Avec la montée en popularité des mouvements prônant des valeurs de consommation durable, et par le fait même de la pratique du DIY qui leur est associée (de façon erronée ou pas), il existe aujourd’hui une multitude d’individus qui correspondent au profil de praticiens du DIY. En effet, que ces praticiens s’identifient volontairement au mouvement grandissant du DIY ou non, ils viennent à le mettre en pratique lorsqu’ils optent pour le fait de faire certains produits par eux-mêmes. Alors que le DIY devient une pratique populaire dans la société, il est possible de contester son lien avec la consommation responsable. Comme Kohtala et Hyysalo (2015) le mentionnent, il devient intéressant d’explorer comment les praticiens de DIY voient l’impact environnemental de leur pratique : « This raises the question of maker practitioners’ knowledge : how wide and deep is their own awareness of the environmental implications of making, and do they operationalise it in their current practices as well as planning for futures activities ? » (Kohtala et Hyysalo, 2015, p. 333). En

d’autres mots, est-ce que tous ces praticiens sont des consommateurs responsables qui vont opter pour la pratique du DIY afin de subvenir à leurs besoins matériels tout en répondant à leurs préoccupations environnementales, sociales et éthiques ?

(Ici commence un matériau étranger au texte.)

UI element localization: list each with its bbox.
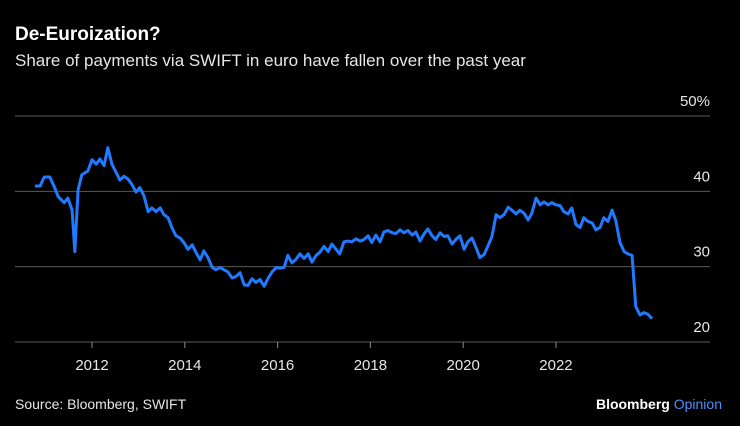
brand-name: Bloomberg (596, 396, 670, 412)
chart-title: De-Euroization? (15, 24, 161, 45)
data-line (34, 146, 654, 320)
brand-suffix: Opinion (674, 396, 722, 412)
y-tick-label: 20 (693, 319, 710, 336)
source: Source: Bloomberg, SWIFT (15, 396, 187, 412)
x-tick-label: 2016 (261, 357, 294, 374)
y-tick-label: 50% (680, 93, 710, 110)
x-tick-label: 2018 (354, 357, 387, 374)
x-tick-label: 2022 (539, 357, 572, 374)
brand: Bloomberg Opinion (596, 396, 722, 412)
y-tick-label: 30 (693, 244, 710, 261)
x-tick-label: 2014 (168, 357, 201, 374)
y-tick-label: 40 (693, 168, 710, 185)
x-tick-label: 2012 (75, 357, 108, 374)
chart-subtitle: Share of payments via SWIFT in euro have… (15, 51, 526, 70)
x-tick-label: 2020 (446, 357, 479, 374)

Le nombre grandissant de praticiens et leur diversité amènent à considérer une étendue de pratiques du DIY, toutes plus variées les unes que les autres. Il devient alors possible de questionner si le DIY, dans sa forme inclusive, peut réellement s’inscrire dans une approche de production et consommation responsable (PCR), tel que soutenu par les mouvements sociaux étudiés à la section 2.2 précédente. S’inspirant des considérations de développement durable, l’approche de PCR se définit par l’amélioration de la qualité de vie des individus en répondant à leurs besoins essentiels ainsi qu’en minimisant l’utilisation des ressources naturelles, la génération des déchets et des matières toxiques afin de ne pas compromettre les générations futures (McDonagh et al., 2012). Identifiée comme un des dix-sept objectifs de développement durable par le Programme des Nations Unies pour l’environnement ([PNUE], 2020b), la production et consommation responsables visent à promouvoir le fait de faire plus et mieux avec moins (Nations Unies, 2020), tel que le préconise la notion de suffisance (Cooper, 2005). Plus particulièrement, la PCR vise à minimiser la dégradation de l’environnement, à augmenter l’efficience des ressources consommées et à promouvoir des modes de vie durables (Nations Unies, 2020). Dans cette perspective englobante, même si les recommandations de la PCR s’adressent avant tout aux entreprises et aux instances gouvernementales, elle demeure une approche inspirante pour les modes de production et consommation individuels. Toutefois, les scientifiques sont divisés quant à son application pour la pratique du DIY. En effet, un débat existe à savoir si la pratique du DIY peut être considérée dans une approche de PCR (Déméné, 2016). Ces discussions alimentent le débat scientifique qui entoure l’impact environnemental, social et éthique de la pratique du DIY.